Edmund Burke's A Philosophical Inquiry into the origin of our ideas of The Sublime and Beautiful, is apparently, a classic. Therefore, it is available online for free (there is no such thing as a free lunch? pfft!).
On Beauty, he writes:
"I call beauty a social quality; for where women and men, and not only they, but when other animals give us a sense of joy and pleasure in beholding them (and there are many that do so), they inspire us with sentiments of tenderness and affection towards their persons; we like to have them near us, and we enter willingly into a kind of relation with them, unless we should have strong reasons to the contrary. But to what end, in many cases, this was designed, I am unable to discover; for I see no greater reason for a connection between man and several animals who are attired in so engaging a manner, than between him and some others who entirely want this attraction, or possess it in a far weaker degree.
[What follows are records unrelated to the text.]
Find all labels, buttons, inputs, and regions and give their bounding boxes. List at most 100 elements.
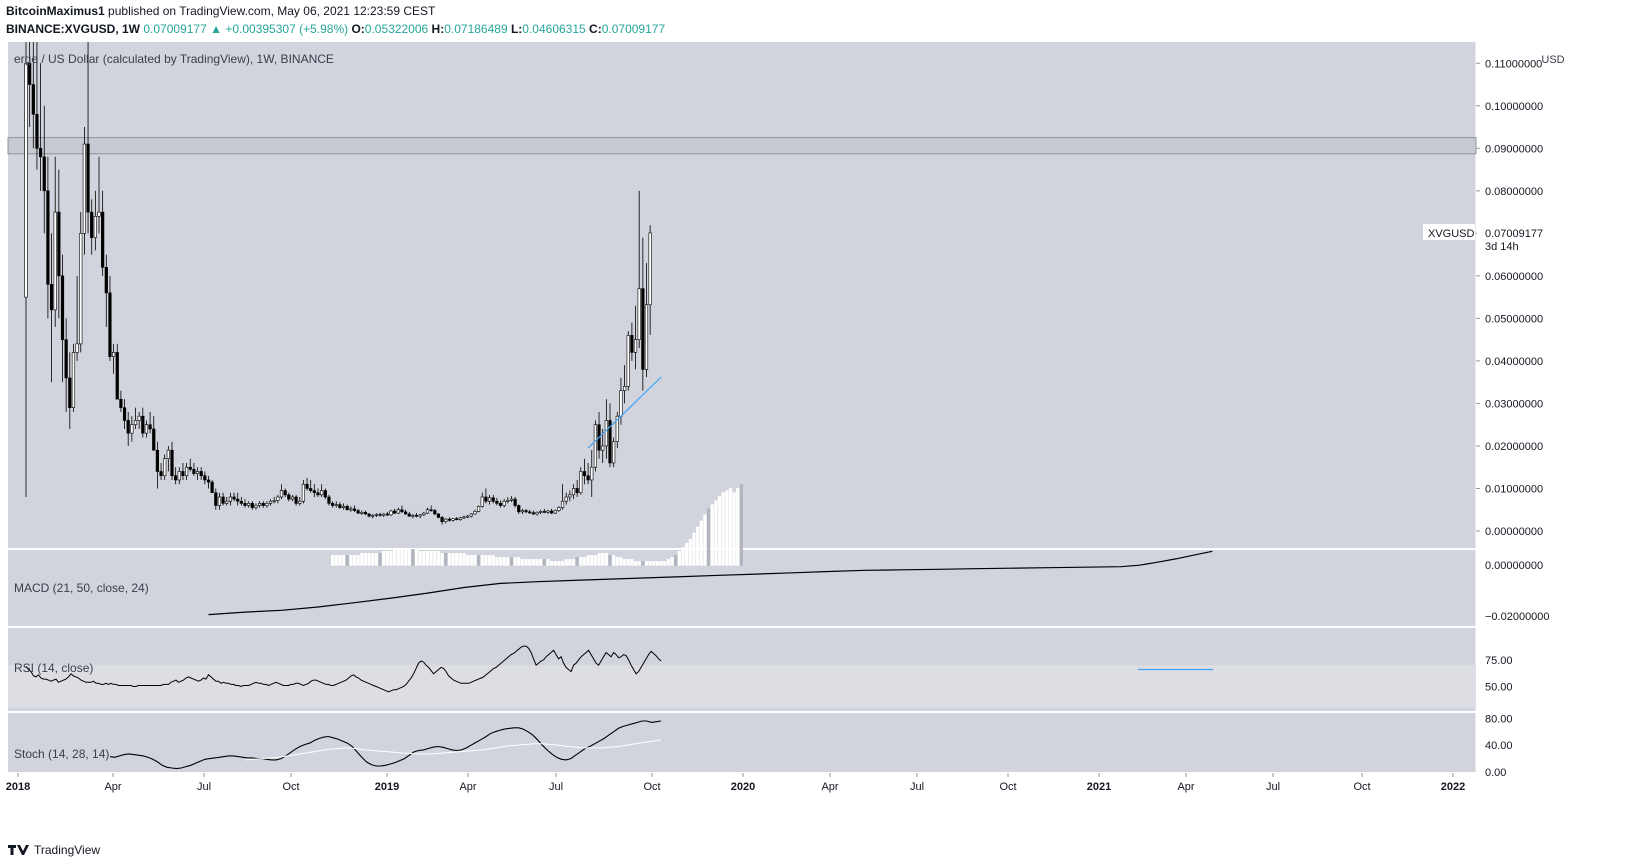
candle-up[interactable] [444,518,448,524]
candle-down[interactable] [203,471,207,485]
candle-down[interactable] [294,494,298,506]
candle-up[interactable] [568,490,572,502]
candle-up[interactable] [506,496,510,504]
candle-down[interactable] [608,403,612,468]
candle-up[interactable] [487,494,492,505]
resistance-zone[interactable] [7,137,1477,155]
candle-up[interactable] [272,496,276,504]
candle-up[interactable] [612,437,616,468]
candle-up[interactable] [130,416,134,442]
candle-up[interactable] [349,506,353,512]
candle-down[interactable] [283,488,287,497]
candle-down[interactable] [126,411,130,446]
candle-up[interactable] [560,484,565,510]
candle-up[interactable] [462,515,466,520]
support-trendline[interactable] [587,376,662,449]
candle-down[interactable] [312,484,316,497]
candle-down[interactable] [108,275,112,361]
candle-up[interactable] [75,275,79,361]
candle-up[interactable] [195,467,200,480]
candle-down[interactable] [46,156,50,319]
candle-down[interactable] [403,509,408,515]
candle-down[interactable] [367,513,371,518]
candle-down[interactable] [170,441,174,480]
candle-down[interactable] [174,467,178,485]
candle-down[interactable] [407,511,411,517]
candle-up[interactable] [648,225,652,335]
candle-up[interactable] [626,331,630,391]
candle-down[interactable] [330,501,335,508]
candle-up[interactable] [553,509,557,514]
candle-down[interactable] [243,499,247,508]
candle-down[interactable] [90,199,94,255]
candle-down[interactable] [447,517,452,522]
candle-down[interactable] [104,254,108,327]
candle-down[interactable] [491,494,495,504]
candle-up[interactable] [334,501,338,508]
candle-up[interactable] [137,411,141,429]
candle-up[interactable] [79,212,83,353]
candle-up[interactable] [476,505,481,513]
candle-up[interactable] [97,156,101,234]
candle-up[interactable] [425,507,430,514]
candle-up[interactable] [418,513,422,519]
candle-down[interactable] [498,500,503,508]
candle-down[interactable] [236,492,240,506]
candle-down[interactable] [338,502,342,509]
macd-line[interactable] [208,550,1213,616]
candle-up[interactable] [520,508,524,514]
candle-up[interactable] [571,484,576,500]
candle-up[interactable] [458,516,462,521]
candle-up[interactable] [615,411,619,449]
stoch-d-line[interactable] [244,739,662,761]
candle-up[interactable] [480,492,484,508]
candle-up[interactable] [228,492,233,506]
candle-up[interactable] [637,190,641,349]
candle-down[interactable] [119,390,123,412]
candle-down[interactable] [199,467,203,480]
candle-down[interactable] [192,462,196,476]
candle-down[interactable] [210,479,214,494]
candle-down[interactable] [309,479,313,493]
candle-up[interactable] [604,399,608,459]
candle-up[interactable] [502,499,506,508]
candle-down[interactable] [64,318,68,412]
candle-up[interactable] [371,513,375,519]
candle-up[interactable] [341,503,346,510]
candle-up[interactable] [71,343,76,412]
candle-down[interactable] [316,488,320,497]
candle-up[interactable] [564,492,568,505]
candle-down[interactable] [31,42,35,149]
candle-down[interactable] [455,516,459,521]
candle-down[interactable] [630,322,634,361]
candle-up[interactable] [82,127,86,255]
candle-down[interactable] [206,475,211,489]
candle-down[interactable] [440,516,444,525]
candle-down[interactable] [352,505,357,512]
candle-up[interactable] [539,509,543,514]
candle-up[interactable] [247,501,251,508]
candle-up[interactable] [257,501,262,508]
candle-down[interactable] [378,512,382,517]
candle-up[interactable] [422,511,426,517]
candle-up[interactable] [509,496,514,503]
candle-down[interactable] [239,496,243,506]
candle-down[interactable] [363,510,368,515]
candle-down[interactable] [287,492,291,502]
candle-up[interactable] [382,513,386,517]
candle-up[interactable] [374,513,379,517]
candle-down[interactable] [42,105,46,234]
candle-up[interactable] [254,503,258,510]
candle-up[interactable] [185,462,189,480]
candle-down[interactable] [221,492,225,506]
candle-down[interactable] [38,63,43,191]
candle-up[interactable] [469,513,473,518]
candle-up[interactable] [112,343,116,374]
candle-up[interactable] [579,467,583,495]
candle-up[interactable] [177,467,181,485]
symbol-label[interactable]: BINANCE:XVGUSD, 1W [6,22,141,36]
candle-up[interactable] [93,190,97,251]
candle-down[interactable] [345,504,349,511]
candle-up[interactable] [466,514,470,519]
candle-up[interactable] [360,510,364,515]
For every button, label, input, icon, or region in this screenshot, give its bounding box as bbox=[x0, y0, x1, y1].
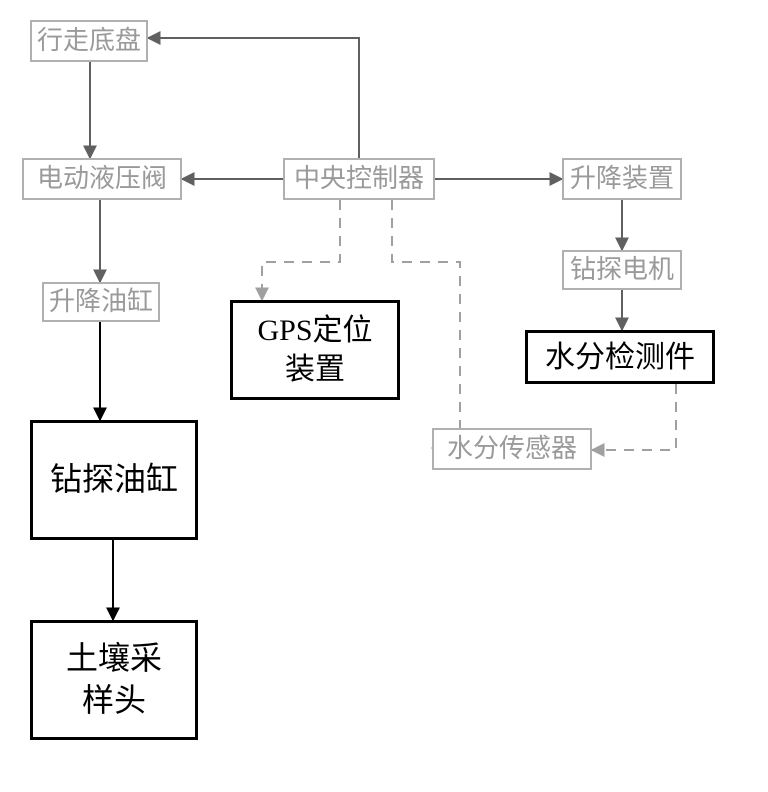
node-label: 升降油缸 bbox=[49, 285, 153, 319]
node-label: 中央控制器 bbox=[294, 162, 424, 196]
node-label: 电动液压阀 bbox=[37, 162, 167, 196]
edge-central-controller-to-gps-positioning-device bbox=[262, 200, 340, 300]
node-walking-chassis: 行走底盘 bbox=[30, 20, 148, 62]
node-label: 钻探油缸 bbox=[50, 459, 178, 501]
node-central-controller: 中央控制器 bbox=[283, 158, 435, 200]
node-electric-hydraulic-valve: 电动液压阀 bbox=[22, 158, 182, 200]
node-moisture-detection-part: 水分检测件 bbox=[525, 330, 715, 384]
node-gps-positioning-device: GPS定位 装置 bbox=[230, 300, 400, 400]
node-drilling-motor: 钻探电机 bbox=[562, 250, 682, 290]
node-soil-sampling-head: 土壤采 样头 bbox=[30, 620, 198, 740]
edge-central-controller-to-moisture-sensor bbox=[392, 200, 460, 448]
edge-moisture-detection-part-to-moisture-sensor bbox=[592, 384, 676, 450]
node-label: 钻探电机 bbox=[570, 253, 674, 287]
node-label: GPS定位 装置 bbox=[257, 311, 372, 389]
node-moisture-sensor: 水分传感器 bbox=[432, 428, 592, 470]
node-label: 水分传感器 bbox=[447, 432, 577, 466]
node-label: 行走底盘 bbox=[37, 24, 141, 58]
node-lifting-cylinder: 升降油缸 bbox=[42, 282, 160, 322]
node-label: 水分检测件 bbox=[545, 338, 695, 377]
edge-central-controller-to-walking-chassis bbox=[148, 38, 359, 158]
node-label: 升降装置 bbox=[570, 162, 674, 196]
node-label: 土壤采 样头 bbox=[66, 638, 162, 721]
node-drilling-cylinder: 钻探油缸 bbox=[30, 420, 198, 540]
node-lifting-device: 升降装置 bbox=[562, 158, 682, 200]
But it is probable that Providence did not make even this distinction, but with a view to some great end; though we cannot perceive distinctly what it is, as his wisdom is not our wisdom, nor our ways his ways."
Burke's writing is stunningly simple (read-- easy to understand). Here is his belief on tragedy:
"Choose a day on which to represent the most sublime and affecting tragedy we have; appoint the most favorite actors; spare no cost upon the scenes and decorations; unite the greatest efforts of poetry, painting, and music; and when you have collected your audience, just at the moment when their minds are erect with expectation, let it be reported that a state criminal of high rank is on the point of being executed in the adjoining square; in a moment the emptiness of the theatre would demonstrate the comparative weakness of the imitative arts, and proclaim the triumph of the real sympathy."
Burke writes that "it is probable that the standard both of reason and taste is the same in all human creatures."
There are some deviations, of course, but these deviations are unique to that individual and often times, the individual knows that his notion of taste or beauty is different from that of society's. "The pleasure of all the senses, of the sight, and even of the taste, that most ambiguous of the senses, is the same in all, high and low, learned and unlearned."
George P. Landow is a history professor at Brown University. He synthesizes the work of a few people (including Burke) in his article, Ruskin's theory of Typical Beauty. It's boring as hell.